Powershell was kind of an answer to that. All commands are supposed to emit objects and take objects as input. For me though it is horribly unintuitive. Id love to see an open source attempt at it, but it would be hard since by necessity every dev works on their own tool, while Microsoft could enforce something because they own all the tools.

[-] WIPocket@lemmy.world 6 points 6 months ago

Well, the fact they emit objects doesn't really help that much with the user interface. This just means that the standard input and output of commands is (usually) more unified and parse-able. I really like the idea, and have seen multiple attempts at it including PowerShell, however none have reached the level of usability that the good old *NIX shells provide.

Id love to see an open source attempt at it

Here you go!

[-] BearOfaTime@lemm.ee 3 points 6 months ago* (last edited 6 months ago)

It seems the difference stems from *Nix treating everything like a file (or stream) from day 1, while windows was built from DEC Alpha, which had a completely different approach.

(In the early 90's a group of DEC Alpha engineers were laid off, and Microsoft hired them. Technet magazine had an article (written by Mark Minasi I think), showing how clearly NT reflects the structure of Alpha. They may have been working on NT before that, but the influence of DEC was pretty clear).

[-] wizardbeard@lemmy.dbzer0.com 3 points 6 months ago

I've spent a significant amount of work time for a few years working with Powershell. There's a hell of a lot it does right, and it's set up such that the grand majority of commands and modules follow the same syntax in terms of pattern and terms. It's not hard to just pick up and go with new stuff within it. That is it's biggest strength, and it makes Windows SysAdmin work a hell of a lot smoother.

That said, there's a shit ton of little idiosyncracies that would catch me every time if I wasn't using VSCode/ium with Intellisense suggestions.

Specifying the properties to return from Get-ADUser? Use -Properties. Specifying the properties to return through Select-Object? Use -Property.

Working with Exchange Online? Import the module. Confused that the commands you need don't exist after you imported it? You have to use the Connect-ExchangeOnline command to authenticate, connect, and generate and load a new temporary module first with just the commands for shit the account you used to authenticate has access to. This is the only module I've found that does this.
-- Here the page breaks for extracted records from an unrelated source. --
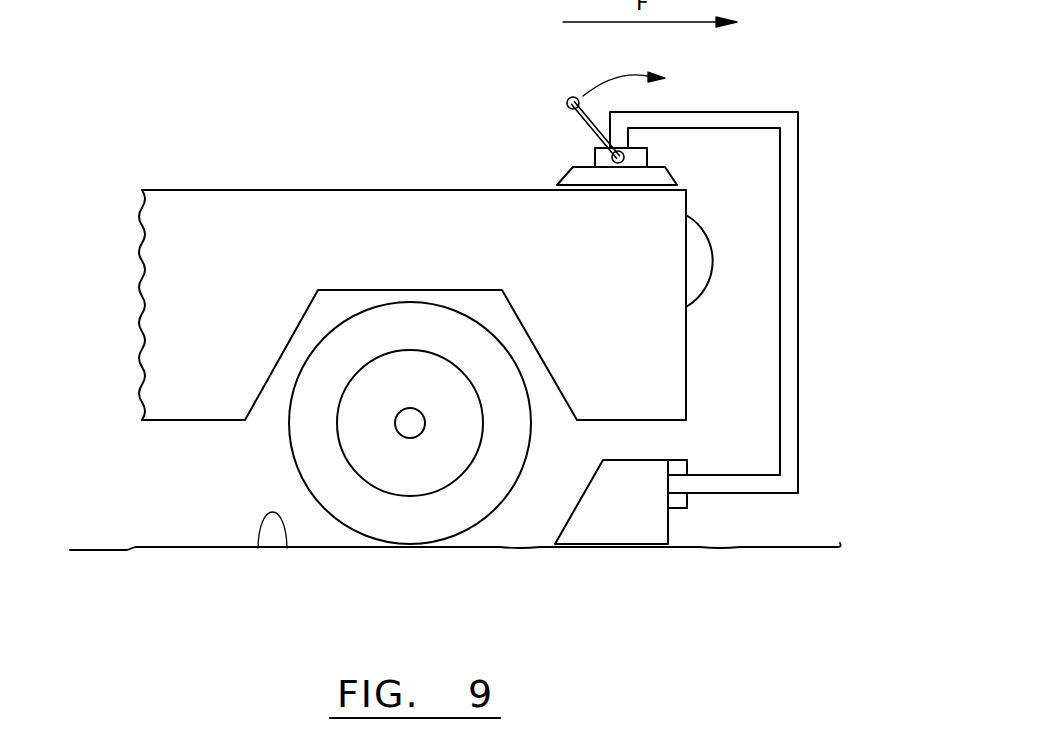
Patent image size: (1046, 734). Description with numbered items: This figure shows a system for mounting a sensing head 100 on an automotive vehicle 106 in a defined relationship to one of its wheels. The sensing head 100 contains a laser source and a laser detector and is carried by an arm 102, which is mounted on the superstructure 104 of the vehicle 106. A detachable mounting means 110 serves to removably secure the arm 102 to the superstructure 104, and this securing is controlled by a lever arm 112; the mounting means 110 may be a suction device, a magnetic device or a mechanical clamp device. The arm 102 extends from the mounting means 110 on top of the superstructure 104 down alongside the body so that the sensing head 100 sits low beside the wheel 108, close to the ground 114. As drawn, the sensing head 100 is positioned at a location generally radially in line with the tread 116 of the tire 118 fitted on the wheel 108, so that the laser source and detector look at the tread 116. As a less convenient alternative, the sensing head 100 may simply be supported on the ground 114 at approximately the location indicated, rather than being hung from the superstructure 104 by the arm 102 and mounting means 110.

The sensing head 100 is at (682, 525).
The arm 102 is at (798, 493).
The superstructure 104 is at (340, 187).
The automotive vehicle 106 is at (137, 245).
The wheel 108 is at (321, 437).
The detachable mounting means 110 is at (562, 153).
The lever arm 112 is at (569, 98).
The ground 114 is at (258, 548).
The tread 116 is at (408, 301).
The tire 118 is at (445, 513).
Need to send an email using your script? I sure hope you like using third party modules or loading dlls to do .Net/C# shit through PowerShell, because if you use the built in Send-MailMessage function we'll give you a warning that it's insecure, with a link to more info that's just a wiki page on github for .Net, not PowerShell, without any actual info that notes this has been an issue for six fucking years! The warning even states that there is no built in alternative in PowerShell despite it being insecure.

Don't even get me started with the absolute clusterfuck of the multitude of modules for working with Azure, half of them deprecated without equivalent functionality existing in the replacement. The latest and greatest one doesn't even has documentation pages with shit like "NOTE: FILL THIS INFO IN LATER" in them.

Like ffs, am I using a professional product developed by one of the largest corps in the world, or someone's open source project? It often feels like you get the worst of both worlds.

Don't get me wrong, I love PowerShell, it's an amazing tool for Windows environment sysadmin work. I just often find people's attitudes about it to be either "it's a neat toy" or "it's the most amazing tool on Windows ever" when the reality is between.